Review: Dreamers Needed by Lozan Yamolky

Lozan Yamolky has written an honest, courageous and important book of personal and political poetry. I love the call and response and the use of repetition in several of the poems. It is filled with powerful poems. A Refugee Child Talking speaks to the pain and hopelessness of the refugee experience. Peace Treaty is a powerful statement about unseen horror and destruction that is experienced by its victims before leaders get to glorify themselves in the honour of a ceasefire. The book is about a desire to change the world, to not only see what’s wrong with it, but to fix it. It’s very positive in that respect. It is not only a call for justice in the world. Fundamentally, I think it’s about love on multiple; levels, the love of her sons, and the love for a world that is hurting. Warrior Up and Dreamers needed are clarion calls for us to show the love we have for the world in our actions. A Mothers Love is about her unbreakable bond her son, emphasized with the refrain “I knew would always love you.”. I’ve just selected a few poems here, but I found the entire collection moving and powerful. I highly recommend it, especially for those who care about the state of the world and those who inhabit it.

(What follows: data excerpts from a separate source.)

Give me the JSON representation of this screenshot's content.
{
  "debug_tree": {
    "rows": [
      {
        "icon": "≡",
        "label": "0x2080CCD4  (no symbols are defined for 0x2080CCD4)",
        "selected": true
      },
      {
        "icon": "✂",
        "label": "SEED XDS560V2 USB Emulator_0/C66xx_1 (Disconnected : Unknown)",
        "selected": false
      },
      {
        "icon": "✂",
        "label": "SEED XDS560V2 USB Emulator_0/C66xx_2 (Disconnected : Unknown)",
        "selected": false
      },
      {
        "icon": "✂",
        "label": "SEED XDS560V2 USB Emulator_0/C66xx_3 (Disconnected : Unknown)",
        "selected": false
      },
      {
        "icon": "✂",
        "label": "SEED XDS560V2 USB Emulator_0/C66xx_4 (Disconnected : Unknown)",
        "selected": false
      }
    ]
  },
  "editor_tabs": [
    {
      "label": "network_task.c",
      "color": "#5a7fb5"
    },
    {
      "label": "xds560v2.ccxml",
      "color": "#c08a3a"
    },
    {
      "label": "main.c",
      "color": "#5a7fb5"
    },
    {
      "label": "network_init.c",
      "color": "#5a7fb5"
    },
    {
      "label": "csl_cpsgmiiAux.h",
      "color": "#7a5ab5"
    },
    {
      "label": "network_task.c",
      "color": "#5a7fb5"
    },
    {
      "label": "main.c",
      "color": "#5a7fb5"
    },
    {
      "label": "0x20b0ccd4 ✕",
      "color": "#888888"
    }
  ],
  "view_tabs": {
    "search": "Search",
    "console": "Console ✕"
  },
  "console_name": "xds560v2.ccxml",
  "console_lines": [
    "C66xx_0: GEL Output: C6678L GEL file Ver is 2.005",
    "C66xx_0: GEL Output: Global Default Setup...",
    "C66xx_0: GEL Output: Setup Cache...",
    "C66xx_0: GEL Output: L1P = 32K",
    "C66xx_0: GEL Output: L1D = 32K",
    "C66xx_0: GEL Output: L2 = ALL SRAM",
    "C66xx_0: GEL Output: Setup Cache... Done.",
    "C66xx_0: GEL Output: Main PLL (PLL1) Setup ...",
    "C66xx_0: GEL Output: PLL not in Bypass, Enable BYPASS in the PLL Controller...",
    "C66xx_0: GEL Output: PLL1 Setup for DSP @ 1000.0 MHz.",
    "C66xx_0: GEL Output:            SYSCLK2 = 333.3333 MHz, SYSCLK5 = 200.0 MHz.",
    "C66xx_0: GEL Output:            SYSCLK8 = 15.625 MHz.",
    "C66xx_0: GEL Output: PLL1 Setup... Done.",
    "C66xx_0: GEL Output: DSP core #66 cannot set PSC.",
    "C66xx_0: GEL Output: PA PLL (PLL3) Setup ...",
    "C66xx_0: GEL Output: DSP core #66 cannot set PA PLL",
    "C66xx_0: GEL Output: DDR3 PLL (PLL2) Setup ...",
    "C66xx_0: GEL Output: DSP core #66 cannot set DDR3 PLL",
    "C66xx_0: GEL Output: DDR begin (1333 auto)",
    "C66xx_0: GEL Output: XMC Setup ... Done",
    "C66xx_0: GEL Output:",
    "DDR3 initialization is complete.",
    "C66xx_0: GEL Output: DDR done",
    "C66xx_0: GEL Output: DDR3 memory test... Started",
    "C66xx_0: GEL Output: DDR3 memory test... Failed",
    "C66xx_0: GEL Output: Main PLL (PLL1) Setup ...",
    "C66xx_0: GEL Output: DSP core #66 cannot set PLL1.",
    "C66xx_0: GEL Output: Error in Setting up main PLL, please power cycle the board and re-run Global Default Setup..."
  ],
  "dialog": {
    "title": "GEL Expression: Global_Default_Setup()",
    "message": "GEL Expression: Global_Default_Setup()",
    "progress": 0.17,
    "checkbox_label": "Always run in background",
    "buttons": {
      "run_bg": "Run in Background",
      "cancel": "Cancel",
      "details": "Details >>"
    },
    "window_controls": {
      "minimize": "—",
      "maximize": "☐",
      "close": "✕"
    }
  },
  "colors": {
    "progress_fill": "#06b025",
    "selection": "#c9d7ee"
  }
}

About the author: Lozan Yamolky is a Canadian citizen who migrated from Kurdistan —Present day Northern Iraq, in 1995 after spending over a year as asylum seeker in Turkey. Born in Baghdad in 1972, Lozan is the fifth of eleven children; three boys and seven girls –one brother passed away in infancy. Lozan is the author of I’m No Hero (Silver Bow Publishing 2016) and Counting Waves (Silver Bow Publishing 2017). She is dedicating this third poetry book to her teenage boys, Trey, 15 and Wyatt, 13. Lozan started reciting her poems for the first time in 2013 at The Holy Wow Poets Canada in Maple Ridge. She is a member of the Canadian Authors Association and presently the secretary of the Royal City Literary Arts Society. She works as a freelance interpreter. In 2017, Lozan was commissioned to write a poem about the refugee experience to DaCapo Chamber Choir in Toronto. The event will feature her poem “I am here” in spring 2019. Lozan was the recipient of a 2018 Distinguished Poet Award from WIN– Writers International Network Canada and was 3rd place winner at the 2018 Tagore Festival (Peace Poems) contest. Since first sharing her poetry in 2013, she has featured in numerous poetry events throughout the Greater Vancouver area. Her poems have been published in The Royal City Poets Anthologies (Silver Bow Publishing), The Royal City Literary Arts Society online magazine, Wordplay at Work, Creative Quills Ink Verse (North Vancouver), the 2018 Holy Wow Poets Anthology and a short story in the Celebrating Canada 150 and Culture Days From Far and Wide (Multicultural Creative Writing Collection 2017).Her poems have been published in several journals and anthologies.